Colson, with his trademark horn-rimmed glasses, was known as the "evil genius" of the Nixon administration who once said he'd walk over his grandmother to get the president elected to a second term.
The efforts to discredit Ellsberg included use of Nixon's plumbers — a covert group established to investigate White House leaks — in 1971 to break into the office of Ellsberg's psychiatrist to look for information that could discredit Ellsberg's anti-war efforts.
The Ellsberg burglary was revealed during the course of the Watergate investigation and became an element in the ongoing scandal. Colson pleaded guilty in 1974 to obstruction of justice in connection with attempts to discredit Ellsberg, though charges were dropped that Colson actually played a role in the burglary of Ellsberg's psychiatrist's office. Charges related to the actual Watergate burglary and cover-up were also dropped. He served seven months in prison.
Before Colson went to prison he became a born-again Christian, but critics said his post-scandal redemption was a ploy to get his sentence reduced. The Boston Globe wrote in 1973, "If Mr. Colson can repent of his sins, there just has to be hope for everyone."
Ellsberg, for his part, said in an interview that Colson never apologized to him and did not respond to several efforts Ellsberg made over the years to get in touch with him. Ellsberg said he still believes that Colson's guilty plea was not a matter of contrition so much as an effort to head off even more serious allegations that Colson had sought to hire thugs to administer a beating against Ellsberg — an allegation that Colson states in his book was believed by prosecutors despite his denial.
"I have no reason to doubt his evangelism," Ellsberg said of Colson. "But I don't think he felt any kind of regret" for what he had done, except remorse that he had been ineffective and got caught.
Colson stayed with his faith after Watergate and went on to win praise — including the prestigious Templeton Prize for Progress in Religion — for his efforts to use it to help others. Colson later called going to prison a "great blessing."
He created the Prison Fellowship Ministries in 1976 to minister to prisoners, ex-prisoners and their families.
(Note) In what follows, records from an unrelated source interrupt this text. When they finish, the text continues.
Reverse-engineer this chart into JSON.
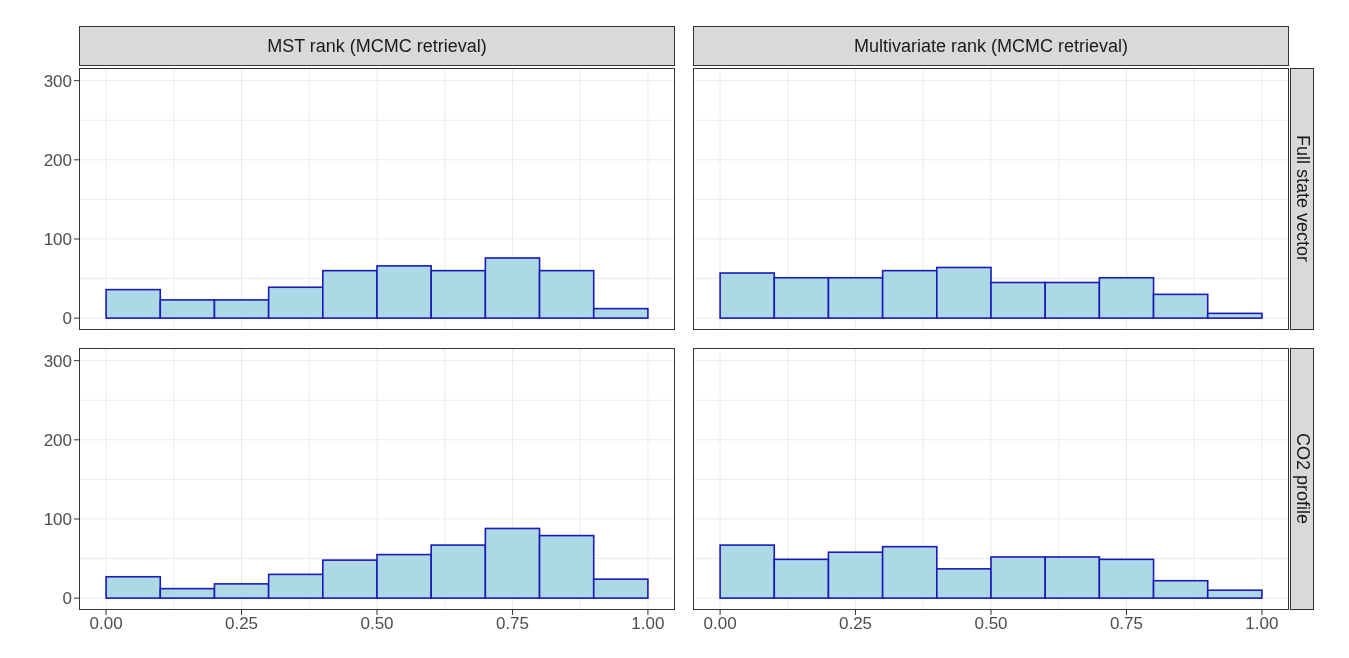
{
  "chart_data": [
    {
      "type": "histogram",
      "title": "MST rank (MCMC retrieval)",
      "bins": [
        0,
        0.1,
        0.2,
        0.3,
        0.4,
        0.5,
        0.6,
        0.7,
        0.8,
        0.9,
        1.0
      ],
      "values": [
        36,
        23,
        23,
        39,
        60,
        66,
        60,
        76,
        60,
        12
      ],
      "color": "#add8e6",
      "xlim": [
        -0.05,
        1.05
      ],
      "xticks": [
        0,
        0.25,
        0.5,
        0.75,
        1
      ],
      "ylim": [
        -15,
        316
      ],
      "yticks": [
        0,
        100,
        200,
        300
      ],
      "grid": true,
      "tick_labels": "y"
    },
    {
      "type": "histogram",
      "title": "Multivariate rank (MCMC retrieval)",
      "y2label": "Full state vector",
      "bins": [
        0,
        0.1,
        0.2,
        0.3,
        0.4,
        0.5,
        0.6,
        0.7,
        0.8,
        0.9,
        1.0
      ],
      "values": [
        57,
        51,
        51,
        60,
        64,
        45,
        45,
        51,
        30,
        6
      ],
      "color": "#add8e6",
      "xlim": [
        -0.05,
        1.05
      ],
      "xticks": [
        0,
        0.25,
        0.5,
        0.75,
        1
      ],
      "ylim": [
        -15,
        316
      ],
      "yticks": [
        0,
        100,
        200,
        300
      ],
      "grid": true,
      "tick_labels": false
    },
    {
      "type": "histogram",
      "bins": [
        0,
        0.1,
        0.2,
        0.3,
        0.4,
        0.5,
        0.6,
        0.7,
        0.8,
        0.9,
        1.0
      ],
      "values": [
        27,
        12,
        18,
        30,
        48,
        55,
        67,
        88,
        79,
        24
      ],
      "color": "#add8e6",
      "xlim": [
        -0.05,
        1.05
      ],
      "xticks": [
        {
          "value": 0,
          "label": "0.00"
        },
        {
          "value": 0.25,
          "label": "0.25"
        },
        {
          "value": 0.5,
          "label": "0.50"
        },
        {
          "value": 0.75,
          "label": "0.75"
        },
        {
          "value": 1,
          "label": "1.00"
        }
      ],
      "ylim": [
        -15,
        316
      ],
      "yticks": [
        0,
        100,
        200,
        300
      ],
      "grid": true
    },
    {
      "type": "histogram",
      "y2label": "CO2 profile",
      "bins": [
        0,
        0.1,
        0.2,
        0.3,
        0.4,
        0.5,
        0.6,
        0.7,
        0.8,
        0.9,
        1.0
      ],
      "values": [
        67,
        49,
        58,
        65,
        37,
        52,
        52,
        49,
        22,
        10
      ],
      "color": "#add8e6",
      "xlim": [
        -0.05,
        1.05
      ],
      "xticks": [
        {
          "value": 0,
          "label": "0.00"
        },
        {
          "value": 0.25,
          "label": "0.25"
        },
        {
          "value": 0.5,
          "label": "0.50"
        },
        {
          "value": 0.75,
          "label": "0.75"
        },
        {
          "value": 1,
          "label": "1.00"
        }
      ],
      "ylim": [
        -15,
        316
      ],
      "yticks": [
        0,
        100,
        200,
        300
      ],
      "grid": true,
      "tick_labels": "x"
    }
  ]
}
It runs work-release programs, marriage seminars and classes to help prisoners after they get out. An international offshoot established chapters around the world.
"You can't leave a person in a steel cage and expect something good to come out of him when he is released," Colson said in 2001.
Michael Cromartie, director of the Evangelical Studies Project at the Ethics and Public Policy Center in Washington, worked with Colson at Prison Fellowship Ministries. He said he's certain Colson's faith was genuine.
"Before he went off to prison he had a born again evangelical experience, a conversion experience," he said. It produced guffaws in official Washington, Cromartie said, but Colson demonstrated he was serious.
When Colson emerged from prison, "he had a lot of offers to do other things that would have made him a lot of money", but he wanted to serve people who had been "forgotten" in society, Cromartie said.
"I think if he's going to be remembered for anything, he's going to be remembered as a person who had a complete turnaround in his life," he said.
While faith was a large part of Colson's message, he also tackled such topics as prison overpopulation and criticized the death penalty, though he thought it could be justified in rare cases. He said those convicted of nonviolent crimes should be put on community-service projects instead of being locked up.
He wrote more than 20 books, including Born Again: What Really Happened to the White House Hatchet Man, which was turned into a movie.